To simplify this demonstration, they will not be launched within minikube.
Launching and configuring these 2 software within Kubernetes is not a simple task.
This is one of the disadvantages of Kubernetes : some tasks become over-engineered.
We start Prometheus :
# run prometheus
$ make prometheus
We open http://localhost:9090/
Prometheus is configured with the prometheus.yaml file with the following targets :
scrape_configs:
- job_name: 'local'
scrape_interval: 10s
static_configs:
- targets:
- '0.0.0.0:5000' # to work with make prometheus + metrics
- 'metrics:5000' # to work with make docker-compose
- '192.168.49.2:32000' # minikube
We can see that the target works :
We launch grafana via a new terminal window :
# run grafana
$ make grafana
Grafana is currently not defined.

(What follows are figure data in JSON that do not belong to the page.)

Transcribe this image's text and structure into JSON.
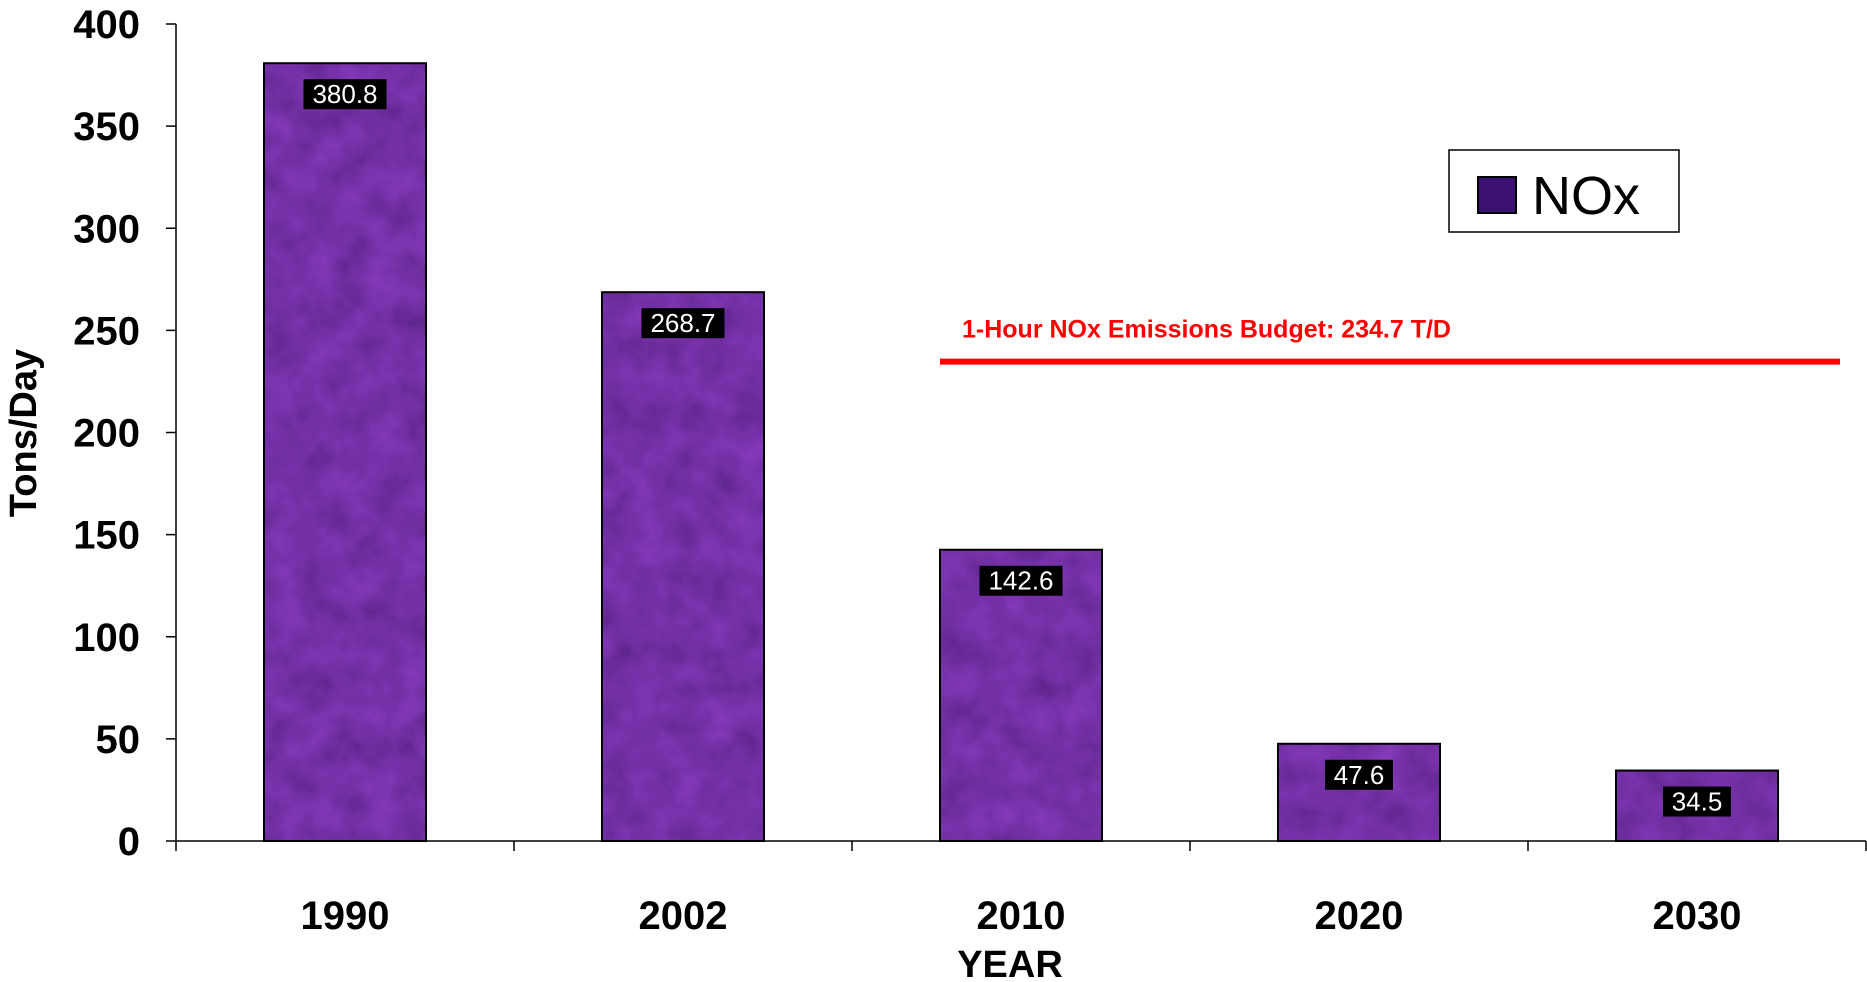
{
  "chart_data": {
    "type": "bar",
    "categories": [
      "1990",
      "2002",
      "2010",
      "2020",
      "2030"
    ],
    "series": [
      {
        "name": "NOx",
        "values": [
          380.8,
          268.7,
          142.6,
          47.6,
          34.5
        ]
      }
    ],
    "data_labels": [
      "380.8",
      "268.7",
      "142.6",
      "47.6",
      "34.5"
    ],
    "xlabel": "YEAR",
    "ylabel": "Tons/Day",
    "ylim": [
      0,
      400
    ],
    "yticks": [
      0,
      50,
      100,
      150,
      200,
      250,
      300,
      350,
      400
    ],
    "ytick_labels": [
      "0",
      "50",
      "100",
      "150",
      "200",
      "250",
      "300",
      "350",
      "400"
    ],
    "reference_line": {
      "value": 234.7,
      "label": "1-Hour NOx Emissions Budget: 234.7 T/D",
      "x_start_category": "2010",
      "color": "#ff0000"
    },
    "legend": {
      "position": "top-right",
      "label": "NOx"
    },
    "grid": false,
    "colors": {
      "bar_fill": "#3a1070",
      "bar_texture": "#6a2fb0",
      "bar_edge": "#000000",
      "data_label_bg": "#000000"
    }
  }
}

There is no datasources :
We add a datasource with this command line :
$ curl http://localhost:3000/api/datasources \
--header 'Content-Type: application/json' \
--data '{ "name": "Prometheus", "type": "prometheus", "access": "proxy", "url": "http://localhost:9090", "basicAuth": false, "isDefault": true }'
it is a success :
We add the dashboard with this command line :
$ curl http://localhost:3000/api/dashboards/db \
--header 'Content-Type: application/json' \
--data @my-dashboard.json
We open the dashboard :
You can vary the values from the website :
We see the update :
The demonstration is over, we can destroy our resources.